The follies of tax ads and confederate license plates

Published October 31, 2015

By Chris Fitzsimon

by Chris Fitzsimon, NC Policy Watch and NC SPIN panelist, October 30, 2015.

Misleading commercial on taxes from Americans for the Prosperous

The folks over at Americans for the Prosperous, who like to be called Americans for Prosperity, have an interesting take on the latest round of tax cuts for corporations and the wealthy passed by the General Assembly this session and signed by Gov. Pat McCrory.

The group is running a television ad praising McCrory and state lawmakers that begins “People all across North Carolina are smiling a little more. Why? Because Gov. McCrory and the General Assembly cut income taxes again.”

The ad doesn’t mention that the tax package also expanded the sales tax to services, so people across North Carolina will be paying more to get their car repaired and their new washing machine delivered and their children’s clothes altered.

The ad also leaves out the fact that when you take all the tax changes into account, the bottom 20 percent of taxpayers in the state will pay more under the tax plan while millionaires will receive another $1,800 tax break on top of the massive break they received in the 2013 tax cut package.

The News & Observer story about the ad mentions the regressive sales tax expansion and quotes Americans for the Prosperous Director Donald Bryson saying that elected officials passed an overall next tax cut.

It’s the same line Gov. McCrory used when he signed the budget that included the tax package, saying he was opposed to expanding the sales tax to services that most families use, but supported the plan in the end because it was a net tax reduction.

In other words, the state will collect less tax revenue next year because the income tax reductions for the wealthy cost more than raising the sales tax on working families brings in.

By that logic McCrory and his friends over at AFP would support any tax cut package at all, no matter how much it increased taxes on working families, as long it cut taxes enough on millionaires to add up to a net reduction in tax revenue for the state.

But that probably wouldn’t play as well on TV, an ad that started, “Millionaires across North Carolina are smiling a little more. Why? Because Gov.

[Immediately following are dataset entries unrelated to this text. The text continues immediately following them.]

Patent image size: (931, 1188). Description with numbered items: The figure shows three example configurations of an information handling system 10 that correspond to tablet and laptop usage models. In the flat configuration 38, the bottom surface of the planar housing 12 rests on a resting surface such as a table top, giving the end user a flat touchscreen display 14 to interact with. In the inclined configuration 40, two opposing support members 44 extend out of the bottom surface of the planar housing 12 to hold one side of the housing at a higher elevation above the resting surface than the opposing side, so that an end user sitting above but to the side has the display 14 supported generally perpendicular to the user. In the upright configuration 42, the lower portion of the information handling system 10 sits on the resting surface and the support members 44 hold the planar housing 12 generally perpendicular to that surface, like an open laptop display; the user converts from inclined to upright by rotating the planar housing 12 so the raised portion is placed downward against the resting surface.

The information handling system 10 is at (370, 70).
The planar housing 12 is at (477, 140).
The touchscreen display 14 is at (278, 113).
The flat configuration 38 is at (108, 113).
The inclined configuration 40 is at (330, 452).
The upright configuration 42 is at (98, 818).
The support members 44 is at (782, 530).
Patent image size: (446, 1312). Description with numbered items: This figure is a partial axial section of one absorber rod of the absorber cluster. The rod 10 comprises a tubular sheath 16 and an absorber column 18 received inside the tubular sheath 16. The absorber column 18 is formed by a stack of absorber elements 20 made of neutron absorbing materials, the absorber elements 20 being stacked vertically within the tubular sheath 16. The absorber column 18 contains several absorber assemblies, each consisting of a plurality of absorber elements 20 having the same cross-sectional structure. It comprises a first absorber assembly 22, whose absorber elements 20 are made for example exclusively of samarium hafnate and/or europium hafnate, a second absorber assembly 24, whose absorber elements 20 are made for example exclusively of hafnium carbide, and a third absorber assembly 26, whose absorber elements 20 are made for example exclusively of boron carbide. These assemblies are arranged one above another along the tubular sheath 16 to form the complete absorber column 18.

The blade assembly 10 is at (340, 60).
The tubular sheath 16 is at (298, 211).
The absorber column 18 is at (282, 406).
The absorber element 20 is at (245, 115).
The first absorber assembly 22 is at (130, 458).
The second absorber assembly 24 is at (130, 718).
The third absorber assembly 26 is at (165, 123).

McCrory and the General Assembly cut their taxes again while making you pay more to get your car fixed.”

McCrory’s amnesia about Confederate license plates

Left out of the news coverage of the recent protests at UNC-Chapel Hill about the memorial to confederate soldiers known on campus Silent Sam was a reminder of the brief political consensus this summer that the state should not be issuing specialty license plates featuring the Confederate flag.

The day after the racially-motivated massacre of nine people at an African-American church in Charleston in June, Governor Pat McCrory said that North Carolina should stop issuing the Confederate plates.

McCrory’s spokesman Josh Ellis said that in the wake of the shootings, “the time was right to change the policy.” McCrory’s comments followed similar remarks by other governors in the South like Terry McAuliffe in Virginia and were mentioned in national media like the New York Times.

Ellis was quoted in local media accounts saying McCrory would be asking the General Assembly to pass legislation to stop issuing the plates.

Legislative leaders seemed to agree that the Confederate plates should no longer be issued, but said McCrory could do it himself by executive order, since the Department of Motor Vehicles is under his administration.

The convenient standoff was the end of the brief consensus on the Confederate flag being featured on official license plates issued by the state of North Carolina.

McCrory got credit for standing up for what many people understandably see as an offensive symbol without actually doing anything about it and alienating part of his political base that supports the flag.

It is not even clear of McCrory ever asked a legislator to introduce legislation stopping the confederate plates.

He’s never brought up the issue again and nobody has asked him about it in any of the recent interviews he has done about the General Assembly session where he’s boasted about how much of his agenda was adopted.

McCrory’s amnesia about his stand on the confederate stands in sharp contrast to the actions of South Carolina Governor Nikki Haley, also a Republican.

After the church shootings Haley demanded that the South Carolina legislature pass legislation to remove the Confederate flag from the capitol grounds. Some conservative lawmakers balked but Haley used her political power to get the legislation passed and the flag came down.

McCrory spoke out about the flag after the shootings but did nothing to back up his words except say it was someone else’s responsibility.

Meanwhile the State of North Carolina is still issuing license plates featuring the Confederate flag.

http://www.ncpolicywatch.com/2015/10/30/the-follies-of-tax-ads-and-confederate-license-plates/

October 31, 2015 at 10:47 am
Richard L Bunce says:

Don't tax Chris, Don't tax thee, tax that man behind the tree.

Chris assumes that taxes were distributed appropriately prior to the recent revenue changes... they were not... and stopping government from confiscating quit so much of the peoples wealth is always a good thing.

The problem with sales tax, besides the picking and choosing of winners and losers over what products and services it applies to, is having private business do the governments dirty work as tax collector. How about we end business sales tax collection and employers withholding of employees taxes and have every citizen file a quarterly estimated income tax and use tax return. That would keep the income and sales tax rates very low.